Mom and Dad watched all of this unfold with a mix of horror and confusion. Mom’s fingers caressed her lucky amethyst necklace, and Dad kept glancing at the bird clock, just visible through the kitchen door.
“Tell us what you know,” said Dad.
“No,” said Orion, folding his arms and practically begging to get grounded. “You tell us.”
***
Aissaba and Tassadu idled in the queue while the English speaking Rot Cultists finally got their turn to interact with the merchant. They traded what appeared to be a car exhaust pipe and a butterfly knife for a set of tools that might be for prying pebbles from trees.
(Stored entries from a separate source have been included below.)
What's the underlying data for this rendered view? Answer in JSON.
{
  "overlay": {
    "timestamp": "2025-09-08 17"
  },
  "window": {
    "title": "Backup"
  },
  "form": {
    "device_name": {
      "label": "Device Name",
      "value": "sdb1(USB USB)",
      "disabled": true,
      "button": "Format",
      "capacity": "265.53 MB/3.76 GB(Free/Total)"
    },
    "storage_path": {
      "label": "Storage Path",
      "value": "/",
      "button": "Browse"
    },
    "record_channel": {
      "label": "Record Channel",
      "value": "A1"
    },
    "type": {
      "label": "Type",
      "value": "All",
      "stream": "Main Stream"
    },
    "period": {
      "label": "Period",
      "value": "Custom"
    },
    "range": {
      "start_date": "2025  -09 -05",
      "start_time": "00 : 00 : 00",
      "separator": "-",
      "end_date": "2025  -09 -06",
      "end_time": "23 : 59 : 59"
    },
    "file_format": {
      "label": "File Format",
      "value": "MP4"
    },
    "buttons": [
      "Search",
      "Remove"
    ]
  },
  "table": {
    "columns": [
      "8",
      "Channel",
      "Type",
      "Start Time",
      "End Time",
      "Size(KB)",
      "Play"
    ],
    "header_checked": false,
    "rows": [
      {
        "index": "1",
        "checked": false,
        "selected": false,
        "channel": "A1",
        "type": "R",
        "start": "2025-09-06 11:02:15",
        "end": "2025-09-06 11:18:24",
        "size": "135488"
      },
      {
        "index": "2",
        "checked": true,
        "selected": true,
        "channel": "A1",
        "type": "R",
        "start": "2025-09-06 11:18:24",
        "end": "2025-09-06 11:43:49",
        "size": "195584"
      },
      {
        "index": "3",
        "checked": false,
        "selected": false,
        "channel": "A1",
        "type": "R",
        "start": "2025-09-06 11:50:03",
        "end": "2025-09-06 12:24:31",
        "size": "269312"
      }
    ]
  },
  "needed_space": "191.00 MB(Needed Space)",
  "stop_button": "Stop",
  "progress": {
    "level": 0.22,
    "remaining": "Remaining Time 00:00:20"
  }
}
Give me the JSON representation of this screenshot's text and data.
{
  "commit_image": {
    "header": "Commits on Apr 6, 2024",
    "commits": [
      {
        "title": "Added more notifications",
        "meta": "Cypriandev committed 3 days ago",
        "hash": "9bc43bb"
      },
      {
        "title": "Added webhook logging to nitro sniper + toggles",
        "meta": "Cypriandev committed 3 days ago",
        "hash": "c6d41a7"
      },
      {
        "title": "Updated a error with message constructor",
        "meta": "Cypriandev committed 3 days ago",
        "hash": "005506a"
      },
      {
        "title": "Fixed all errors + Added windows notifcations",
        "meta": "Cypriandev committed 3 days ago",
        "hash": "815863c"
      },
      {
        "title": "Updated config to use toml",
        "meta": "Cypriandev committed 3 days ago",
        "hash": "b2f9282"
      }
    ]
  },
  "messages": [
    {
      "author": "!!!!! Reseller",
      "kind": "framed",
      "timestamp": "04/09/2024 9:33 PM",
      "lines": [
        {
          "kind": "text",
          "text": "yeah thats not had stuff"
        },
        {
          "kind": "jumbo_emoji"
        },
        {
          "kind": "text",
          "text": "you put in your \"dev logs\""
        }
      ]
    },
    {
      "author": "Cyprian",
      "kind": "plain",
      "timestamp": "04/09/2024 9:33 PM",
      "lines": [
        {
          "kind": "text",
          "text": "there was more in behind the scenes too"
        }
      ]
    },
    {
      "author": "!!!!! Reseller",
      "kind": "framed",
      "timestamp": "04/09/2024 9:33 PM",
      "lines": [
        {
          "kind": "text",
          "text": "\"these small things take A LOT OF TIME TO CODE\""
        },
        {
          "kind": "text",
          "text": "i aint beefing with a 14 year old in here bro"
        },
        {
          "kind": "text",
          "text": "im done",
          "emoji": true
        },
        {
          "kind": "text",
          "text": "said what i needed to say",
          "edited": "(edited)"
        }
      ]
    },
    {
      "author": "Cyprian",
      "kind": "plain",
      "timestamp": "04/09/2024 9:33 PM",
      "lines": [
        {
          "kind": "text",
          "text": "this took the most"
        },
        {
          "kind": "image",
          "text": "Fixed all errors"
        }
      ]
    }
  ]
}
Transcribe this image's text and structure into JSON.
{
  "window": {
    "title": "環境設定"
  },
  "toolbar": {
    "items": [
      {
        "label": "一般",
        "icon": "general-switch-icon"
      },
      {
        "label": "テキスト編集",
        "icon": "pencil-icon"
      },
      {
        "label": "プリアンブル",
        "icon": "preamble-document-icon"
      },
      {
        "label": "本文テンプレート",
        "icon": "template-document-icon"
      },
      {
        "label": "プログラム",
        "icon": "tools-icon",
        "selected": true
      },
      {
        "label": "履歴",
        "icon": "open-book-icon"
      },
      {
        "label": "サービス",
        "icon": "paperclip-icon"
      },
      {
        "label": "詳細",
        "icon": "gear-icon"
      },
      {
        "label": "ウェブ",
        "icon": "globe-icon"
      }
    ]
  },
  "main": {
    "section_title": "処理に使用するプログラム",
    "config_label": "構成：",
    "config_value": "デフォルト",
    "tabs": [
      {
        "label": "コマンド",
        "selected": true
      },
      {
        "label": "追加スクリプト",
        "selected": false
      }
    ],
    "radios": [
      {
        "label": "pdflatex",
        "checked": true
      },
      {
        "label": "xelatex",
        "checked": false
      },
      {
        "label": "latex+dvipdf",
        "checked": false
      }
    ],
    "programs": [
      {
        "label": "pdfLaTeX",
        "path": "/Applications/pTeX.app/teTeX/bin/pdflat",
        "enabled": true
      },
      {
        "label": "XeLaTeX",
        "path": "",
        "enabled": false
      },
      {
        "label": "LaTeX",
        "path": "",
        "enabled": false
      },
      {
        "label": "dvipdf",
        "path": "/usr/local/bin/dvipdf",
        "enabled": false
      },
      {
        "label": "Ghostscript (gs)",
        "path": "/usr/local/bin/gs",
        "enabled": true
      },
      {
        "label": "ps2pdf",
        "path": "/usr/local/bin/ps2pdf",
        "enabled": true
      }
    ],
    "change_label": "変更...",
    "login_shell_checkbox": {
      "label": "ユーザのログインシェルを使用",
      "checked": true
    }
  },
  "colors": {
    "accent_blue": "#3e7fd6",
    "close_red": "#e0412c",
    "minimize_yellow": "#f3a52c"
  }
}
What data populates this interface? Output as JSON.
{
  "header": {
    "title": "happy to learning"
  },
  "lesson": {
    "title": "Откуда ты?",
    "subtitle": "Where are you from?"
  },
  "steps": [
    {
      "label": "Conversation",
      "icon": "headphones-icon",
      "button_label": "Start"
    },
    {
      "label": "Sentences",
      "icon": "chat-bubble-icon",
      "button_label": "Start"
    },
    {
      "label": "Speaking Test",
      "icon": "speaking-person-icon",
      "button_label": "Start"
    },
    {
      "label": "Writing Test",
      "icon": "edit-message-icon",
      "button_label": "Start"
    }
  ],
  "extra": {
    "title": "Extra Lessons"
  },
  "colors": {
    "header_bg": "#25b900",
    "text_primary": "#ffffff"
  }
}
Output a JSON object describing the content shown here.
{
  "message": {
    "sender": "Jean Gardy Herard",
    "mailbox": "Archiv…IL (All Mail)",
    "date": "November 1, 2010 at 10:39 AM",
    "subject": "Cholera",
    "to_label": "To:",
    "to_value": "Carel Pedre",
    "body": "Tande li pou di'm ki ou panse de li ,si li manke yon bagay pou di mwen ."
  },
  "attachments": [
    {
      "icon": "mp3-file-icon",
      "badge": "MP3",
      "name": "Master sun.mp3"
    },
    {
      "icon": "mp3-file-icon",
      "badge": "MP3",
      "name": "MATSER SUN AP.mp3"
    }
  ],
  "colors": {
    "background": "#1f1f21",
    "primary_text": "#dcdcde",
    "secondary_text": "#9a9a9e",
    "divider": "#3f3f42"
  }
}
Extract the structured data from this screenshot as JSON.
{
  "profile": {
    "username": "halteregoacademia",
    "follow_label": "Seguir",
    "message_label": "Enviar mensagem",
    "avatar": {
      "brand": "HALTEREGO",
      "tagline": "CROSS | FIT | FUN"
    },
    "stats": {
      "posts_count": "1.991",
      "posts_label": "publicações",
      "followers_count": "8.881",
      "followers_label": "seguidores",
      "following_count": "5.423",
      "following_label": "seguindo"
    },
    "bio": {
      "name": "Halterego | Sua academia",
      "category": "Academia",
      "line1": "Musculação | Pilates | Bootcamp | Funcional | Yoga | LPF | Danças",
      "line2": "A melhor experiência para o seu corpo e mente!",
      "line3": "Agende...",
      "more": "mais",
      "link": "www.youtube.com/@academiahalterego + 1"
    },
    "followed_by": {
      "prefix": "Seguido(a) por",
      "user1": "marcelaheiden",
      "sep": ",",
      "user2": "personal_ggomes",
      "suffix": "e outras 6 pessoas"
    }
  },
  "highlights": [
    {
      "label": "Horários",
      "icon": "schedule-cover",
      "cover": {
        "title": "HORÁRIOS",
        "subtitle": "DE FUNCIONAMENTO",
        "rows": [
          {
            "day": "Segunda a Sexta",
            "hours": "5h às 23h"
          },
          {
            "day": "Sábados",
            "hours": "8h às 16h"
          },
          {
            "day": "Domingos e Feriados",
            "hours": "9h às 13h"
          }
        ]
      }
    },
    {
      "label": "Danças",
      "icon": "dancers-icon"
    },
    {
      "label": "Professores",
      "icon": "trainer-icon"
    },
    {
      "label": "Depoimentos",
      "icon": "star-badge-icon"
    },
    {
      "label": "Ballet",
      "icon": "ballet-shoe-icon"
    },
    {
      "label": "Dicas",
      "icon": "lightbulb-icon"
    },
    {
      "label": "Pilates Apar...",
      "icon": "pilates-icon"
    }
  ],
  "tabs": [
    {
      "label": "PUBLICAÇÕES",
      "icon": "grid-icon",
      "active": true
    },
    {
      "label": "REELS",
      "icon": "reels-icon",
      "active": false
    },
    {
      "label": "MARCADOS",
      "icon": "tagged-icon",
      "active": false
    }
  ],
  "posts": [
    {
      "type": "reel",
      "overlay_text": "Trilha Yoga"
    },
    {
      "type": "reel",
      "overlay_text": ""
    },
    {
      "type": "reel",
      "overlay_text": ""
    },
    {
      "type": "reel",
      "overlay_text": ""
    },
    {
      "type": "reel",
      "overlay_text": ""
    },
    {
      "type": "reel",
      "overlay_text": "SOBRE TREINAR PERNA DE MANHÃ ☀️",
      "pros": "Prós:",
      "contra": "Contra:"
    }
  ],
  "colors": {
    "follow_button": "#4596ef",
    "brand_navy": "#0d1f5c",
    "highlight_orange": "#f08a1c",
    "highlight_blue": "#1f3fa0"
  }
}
Then, after much discussion amongst themselves, they attempted to trade seven map pebbles and twenty life pebbles for a single language pebble.
“No,” said the merchant – a twin of the cafeteria lady back home who used to give Aissaba extra helpings. “We’re out.”
The trio then attempted to add their recently-acquired tool set to the bargain. This resulted in another “No” – but only after some hesitation.
“So you’re not exactly out,” said Lobster Pincers. “You’re just ‘out.’” With his modified hands, he made a gesture that was supposed to be air quotes.
“For you,” said the merchant, “we’re out. Maybe next week.”
The smaller of the three English speakers gave an irritated buzzy monologue that Octopus Tentacles translated as, “We could be convinced to throw in an Earth laptop – scuffed but working. And the carcass of a rare creature we recently acquired... deep in the volcanic deserts of the Master World...” His voice grew low, like a storyteller–
–but the merchant was having none of it. “What am I going to do with a carcass? Cook it?” She gestured over her shoulder at the rotisserie, where a pig-like animal was rotating slowly on its axis, the crank being turned by a bone collector approximating a small monkey.
“Clone it?” suggested Octopus. “Make an army of them? It’s none of my business. I just know that it’s one of the more fascinating pebble hybrids I’ve seen. I’m sure the Masters of Rot would be interested…”
“To make clones,” said the merchant, “I’d need to reflash my life pebbles with some kind of cloning protocol. And as I’ve told you three times now, I’m out of language pebbles until next week.”
Aissaba glanced at Tassadu who gave a small shake of the head and, in very unambiguous facial expressions, said, Don’t do it. Don’t do anything. Don’t be an idiot. She wasn’t sure what he thought she might do. She wasn’t planning anything. But then again, her fingers did just happen to be in her pockets, swirling the pebbles therein. There were four language pebbles, she knew – one containing her mother’s personality model, two having been sliced out of their stomachs recently, and one recovered from the smoke monster just outside the gates.
“So, what’s a language pebble worth around here?” someone said. When the merchant, the three English speakers, and several bystanders turned in her direction, Aissaba realized it had been her. Tassadu pulled his hood even lower, making it clear that Aissaba was on her own here.